İkinci Deva
Kulun muhabbeti, Allah Teâlâ için olmalıdır. Zira muhabbet, kalbi tedavi eden şeylerin en faydalı olanıdır. Bunda şaşılacak ne var, muhabbet, kul olmanın aslıdır.
Allah Teâlâ şöyle buyurur: “İnsanlardan bazıları Allah’tan başkasını Allah’a denk tanrılar edinir de onları Allah’ı sever gibi severler. İman edenlerin Allah’a olan sevgileri ise (onlarınkinden) çok daha fazladır. Keşke zalimler azabı gördükleri zaman (anlayacakları) gibi bütün kuvvetin Allah’a ait olduğunu önceden anlayabilselerdi.”* (Bakara: 165)

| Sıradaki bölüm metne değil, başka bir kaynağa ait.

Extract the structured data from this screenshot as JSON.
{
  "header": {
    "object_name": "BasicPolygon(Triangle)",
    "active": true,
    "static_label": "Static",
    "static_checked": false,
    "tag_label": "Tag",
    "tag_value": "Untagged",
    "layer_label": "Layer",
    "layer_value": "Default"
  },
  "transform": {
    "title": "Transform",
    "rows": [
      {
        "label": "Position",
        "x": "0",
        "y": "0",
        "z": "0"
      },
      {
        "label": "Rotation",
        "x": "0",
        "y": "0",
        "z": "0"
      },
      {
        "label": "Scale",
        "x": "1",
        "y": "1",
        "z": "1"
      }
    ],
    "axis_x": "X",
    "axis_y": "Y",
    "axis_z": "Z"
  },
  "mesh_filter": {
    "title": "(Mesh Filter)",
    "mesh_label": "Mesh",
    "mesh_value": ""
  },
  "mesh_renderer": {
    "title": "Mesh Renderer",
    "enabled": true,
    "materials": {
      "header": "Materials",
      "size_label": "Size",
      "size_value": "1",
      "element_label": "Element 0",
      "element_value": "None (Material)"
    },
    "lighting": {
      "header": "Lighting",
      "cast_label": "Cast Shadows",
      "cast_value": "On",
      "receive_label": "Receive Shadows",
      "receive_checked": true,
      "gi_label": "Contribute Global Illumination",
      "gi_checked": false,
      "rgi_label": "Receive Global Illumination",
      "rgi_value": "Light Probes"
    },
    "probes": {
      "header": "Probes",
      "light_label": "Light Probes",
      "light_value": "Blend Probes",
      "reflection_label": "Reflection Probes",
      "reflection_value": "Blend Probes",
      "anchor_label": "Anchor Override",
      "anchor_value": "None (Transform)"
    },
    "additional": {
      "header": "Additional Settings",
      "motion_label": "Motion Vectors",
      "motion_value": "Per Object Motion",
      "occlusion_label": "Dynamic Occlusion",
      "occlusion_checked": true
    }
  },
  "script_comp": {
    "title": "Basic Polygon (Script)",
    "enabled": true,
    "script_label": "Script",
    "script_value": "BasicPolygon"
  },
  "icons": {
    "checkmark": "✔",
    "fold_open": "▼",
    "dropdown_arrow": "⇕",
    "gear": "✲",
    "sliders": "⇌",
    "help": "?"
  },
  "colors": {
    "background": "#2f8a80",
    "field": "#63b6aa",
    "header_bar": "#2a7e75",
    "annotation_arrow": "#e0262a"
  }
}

İbnü’l Kayyım – rahımehullah- şöyle dedi:
Ve salahuhü ve felahuhü ve neimuhü
Tecridü haze’l hubbi li’rrahman
Yani kalbin salahı / iyileşmesi onun kurtuluşu ve saadeti, Allah Teâlâ’ya muhabbetinde ihlâslı ve samimi olmasıdır.

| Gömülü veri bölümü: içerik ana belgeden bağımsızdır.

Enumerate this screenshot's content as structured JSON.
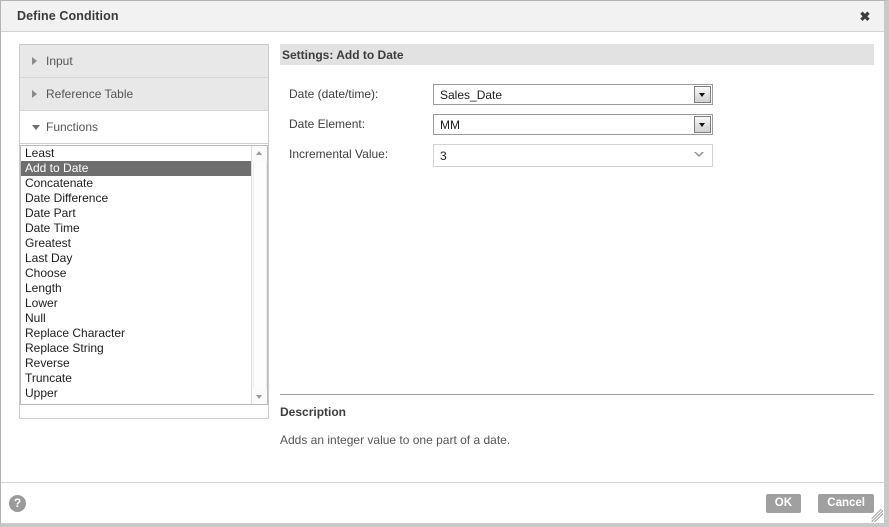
{
  "window": {
    "title": "Define Condition",
    "close_label": "✖"
  },
  "left_panel": {
    "sections": [
      {
        "label": "Input",
        "expanded": false
      },
      {
        "label": "Reference Table",
        "expanded": false
      },
      {
        "label": "Functions",
        "expanded": true
      }
    ],
    "functions": {
      "items": [
        "Least",
        "Add to Date",
        "Concatenate",
        "Date Difference",
        "Date Part",
        "Date Time",
        "Greatest",
        "Last Day",
        "Choose",
        "Length",
        "Lower",
        "Null",
        "Replace Character",
        "Replace String",
        "Reverse",
        "Truncate",
        "Upper"
      ],
      "selected": "Add to Date",
      "selected_index": 1
    }
  },
  "settings": {
    "header": "Settings: Add to Date",
    "fields": [
      {
        "label": "Date (date/time):",
        "value": "Sales_Date",
        "control": "combo"
      },
      {
        "label": "Date Element:",
        "value": "MM",
        "control": "combo"
      },
      {
        "label": "Incremental Value:",
        "value": "3",
        "control": "spinner"
      }
    ]
  },
  "description": {
    "title": "Description",
    "text": "Adds an integer value to one part of a date."
  },
  "footer": {
    "help_glyph": "?",
    "ok_label": "OK",
    "cancel_label": "Cancel"
  },
  "colors": {
    "selection": "#6e6e6e",
    "header_band": "#e2e2e2",
    "button": "#a0a0a0",
    "titlebar": "#f2f2f2"
  }
}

Çünkü Allah Teâlâ’ya muhabbet, kalbin cenneti, kuvveti ve hayatıdır. Allah’a yemin ederim ki muhakkak kalp ancak Allah Teâlâ’ya muhabbet ile kurtuluşa erer, iyileşir, dosdoğru yolu bulur, müreffeh bir hayat sürer, sevinç ve huzur içerisinde olur, hayattan tat alır ve hoşça bir hayat geçirir ve huzura kavuşur, (yani mutmain olur.)
Buhari ve Müslim rivayet ettiği bir hadis-i şerifte -Allah kendisinden razı olsun- şöyle dedi: “Rasulullah (s.a.v.) şöyle buyurdu: Üç şey vardır; bunlar kimde bulunurlarsa o kimse imanın tadını bulur. Bir kimsenin sevdiğini yalnız Allah için sevmesidir. Bir kimseye Allah ve Resul’ünün başkalarından daha sevgili olmasıdır. Bir kimseyi Allah küfürden kurtardıktan sonra ateşe atılması kendisine küfre dönmekten daha makbul olmasıdır. (Buhari:21, Müslim: 43)
Bu hadis-i şerif iyice gözden geçirildiğinde / incelendiğinde görülür ki, Allah Teâlâ’ya karşı muhabbeti bir daire içine almaktadır. Muhabbet dinin elzem olanlarının, gerekli olanlarının en büyüğüdür, onun asıllarının ekseriyetidir evet muhabbet dinin temellerinin, esaslarının en yücesidir, bilakis o dinin ve imanın gereği olan bütün amellerin aslıdır.
Muhakkak Allah Celle ve âlâ şöyle buyurur: “Allah’ın izni olmaksızın hiçbir musibet isabet etmez. Kim Allah’a inanırsa, Allah onun kalbini doğruya götürür. Allah her şeyi bilendir.” (Teğabün: 11)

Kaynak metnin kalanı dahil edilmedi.